Though the band has yet to release an album, Butter has performed fairly regularly around the area over the past couple of years, and even toured the Midwest last summer with Wartime Blues. (“That was the best time ever,” Harold glows. “I could tour forever.”)

Now, the band is putting down stakes at the Top Hat for the month of January, where it will perform early shows every Thursday evening as this month’s Artist in Residence.

Musically, Butter spreads over a pleasingly broad smorgasbord of musical forms, with a generous dollop of what Harold aptly terms “dark folk.” Most of the songs play out at a brooding mid-tempo, frilled around by the sweet vocal harmonies of Brown and Harold and Netzloff’s aching guitar solos.

The band generally writes its original songs collaboratively, building around germs sprouted by Harold and Brown.

“When I write songs, I try to think about the magic that’s either in the world or that I want to be in the world,” said Brown.

“We write from dreams a lot,” added Harold, “which goes with the magical theme because I love the things that happen in dreams that are totally impossible. We get a lot of inspiration from…”

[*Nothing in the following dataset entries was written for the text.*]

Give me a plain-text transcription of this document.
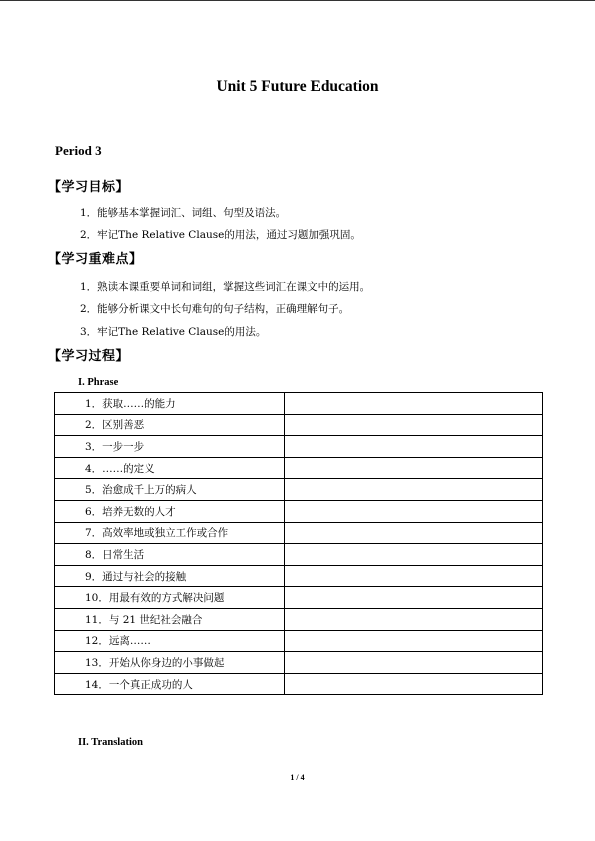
Unit 5 Future Education
Period 3
【学习目标】
1．能够基本掌握词汇、词组、句型及语法。
2．牢记The Relative Clause的用法，通过习题加强巩固。
【学习重难点】
1．熟读本课重要单词和词组，掌握这些词汇在课文中的运用。
2．能够分析课文中长句难句的句子结构，正确理解句子。
3．牢记The Relative Clause的用法。
【学习过程】
I. Phrase
1．获取……的能力	
2．区别善恶	
3．一步一步	
4．……的定义	
5．治愈成千上万的病人	
6．培养无数的人才	
7．高效率地或独立工作或合作	
8．日常生活	
9．通过与社会的接触	
10．用最有效的方式解决问题	
11．与 21 世纪社会融合	
12．远离……	
13．开始从你身边的小事做起	
14．一个真正成功的人	
II. Translation
1 / 4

“We like to mix our journals,” Brown continued, as if demonstrating her point by finishing Harold’s. “So it’s a combination of all that.”

“And,” added Harold, “we’re not afraid to rap.”

Taken together, it all goes over easy; yet Harold said that as the band prepares to release its debut album early this year, it’s considering a change of name.

“We started out wanting a name that was wholesome and simple and creamy,” she said. “I don’t think we’re so creamy anymore. But I’m not sure exactly what we are instead.”

Butter appears every Thursday in January at the Top Hat. Shows begin at 6 p.m., admission is free, and children are welcome — with the exception of the performance on Jan. 13, which is part of an evening-long fundraiser for Watson Children’s Shelter. That show begins at 8 p.m. and is $5.